Understanding that even accomplished professors experienced numerous setbacks is comforting for PhD students. And for any other academic for that matter. It helps to normalize failure in academia.
As a PhD student, be open about your failures. Talking about them with your peers. Share how they make you feel. Share how you struggle. Being open yourself often means that others are more open with you too.
Knowing that you are not alone in this and that everyone fails once in a while, helps enormously. And similarly to celebrating your courage, celebrating your colleagues’ milestones. Praise ‘trying’ over ‘succeeding’.
#4. Give yourself time to grieve
So far so good. In theory. But if something unexpectedly goes wrong, or something does not work out as you hoped for, it still sucks. And it is okay to suck. Give yourself some proper time to experience frustration, sadness, anger or grief.
Chances are high that you heard about the five stages of grief: denial, anger, bargaining, depression, and acceptance. When it comes to academic failures, the hope is of course not to get stuck in one of these stages and move to acceptance as fast as possible.
At the same time, there is some truth to it. Just because you consciously know that failures are part of academic life, are normal and will ultimately help you to grow as an academic, you still need to take the proper time to allow for emotional processing.

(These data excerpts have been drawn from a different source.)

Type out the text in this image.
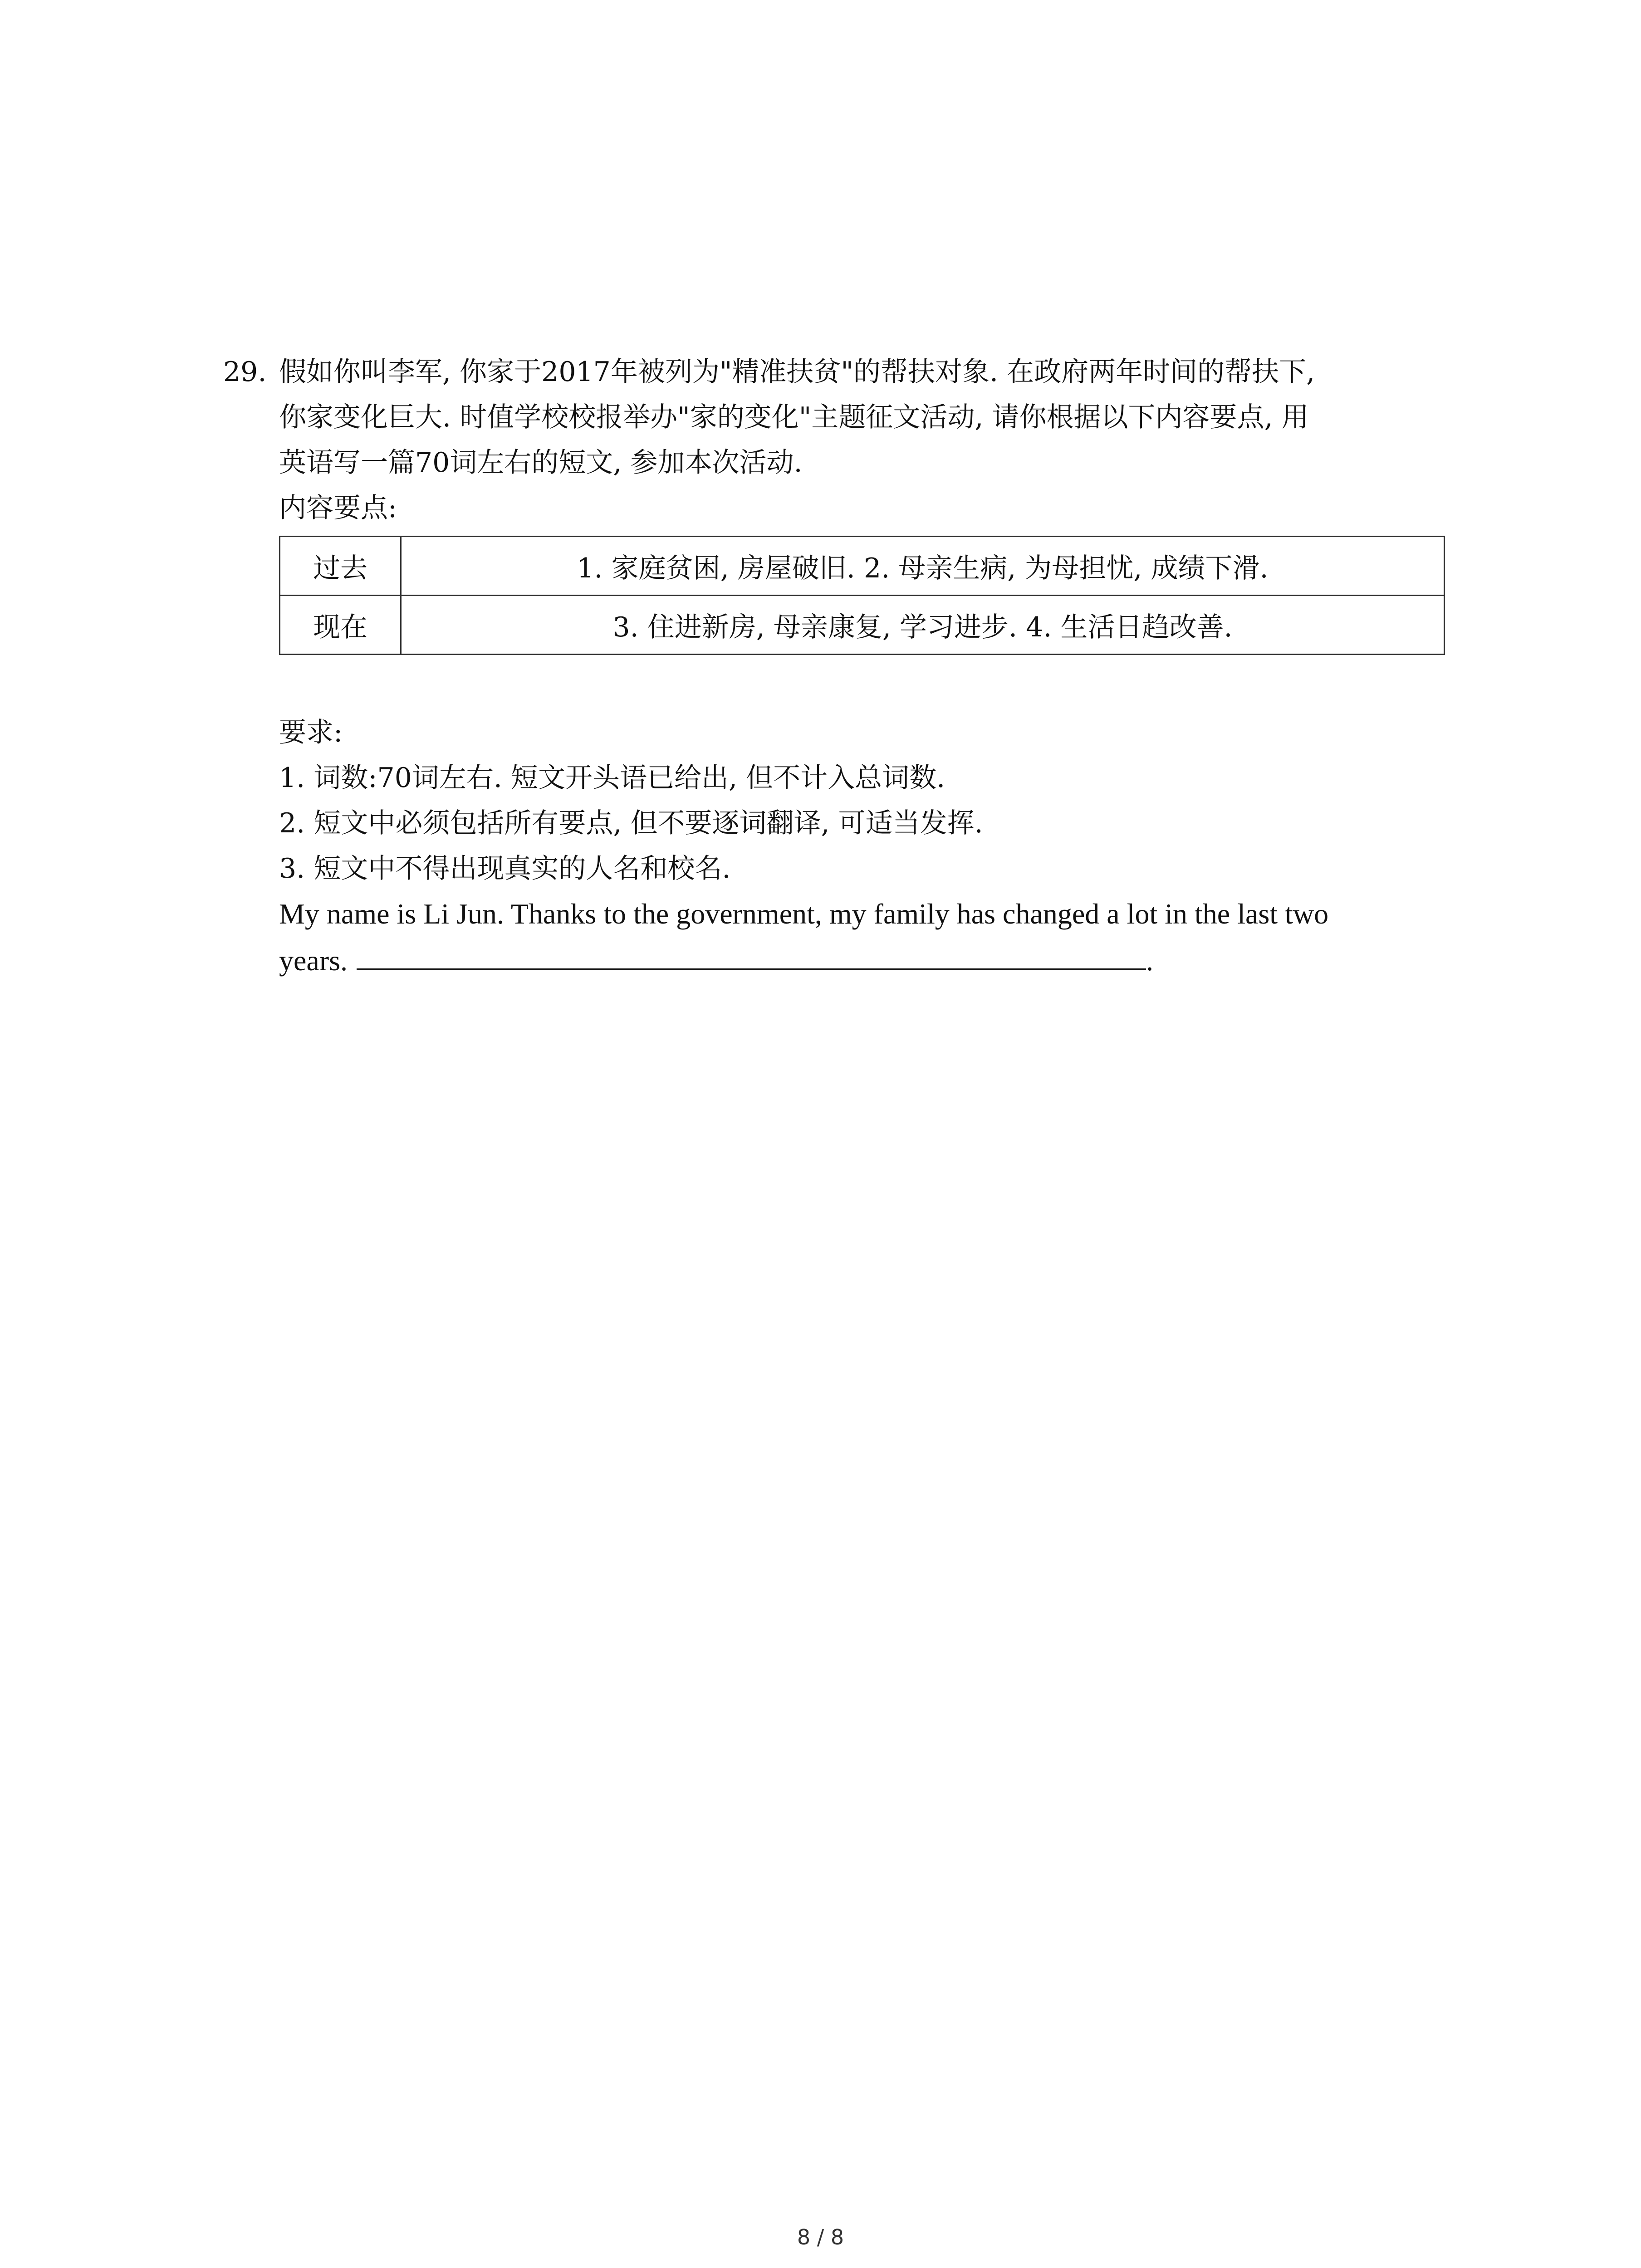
29. 假如你叫李军, 你家于2017年被列为"精准扶贫"的帮扶对象. 在政府两年时间的帮扶下,
你家变化巨大. 时值学校校报举办"家的变化"主题征文活动, 请你根据以下内容要点, 用
英语写一篇70词左右的短文, 参加本次活动.
内容要点:
过去	1. 家庭贫困, 房屋破旧. 2. 母亲生病, 为母担忧, 成绩下滑.
现在	3. 住进新房, 母亲康复, 学习进步. 4. 生活日趋改善.
要求:
1. 词数:70词左右. 短文开头语已给出, 但不计入总词数.
2. 短文中必须包括所有要点, 但不要逐词翻译, 可适当发挥.
3. 短文中不得出现真实的人名和校名.
My name is Li Jun. Thanks to the government, my family has changed a lot in the last two
years.	.
8 / 8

#5. Find a good academic mentor
A good mentor is a person with whom you can have a good working relationship, but also be open about your feelings, concerns and worries. A mentor should be a person who not only coaches you in terms of research but in navigating academia as a whole.
Ideally, your PhD supervisor is your academic mentor. However, quite some PhD students don’t necessarily get along too well with their supervisor/s. If that is the case, try to find an academic mentor elsewhere. It can be someone more senior from your department, or a different university altogether.
If you experience failure, you should talk to your academic mentor. Explain how you feel. How crushed you are. If you respect the opinion of your mentor, you will also believe their honest assessment of the quality of your work.
After experiencing failure, such as a rejected manuscript, listening to your mentor can help enormously. And it can reinstate your confidence. Being way past my PhD times, I still call my mentor every time I get rejected. And I always feel better after talking about it.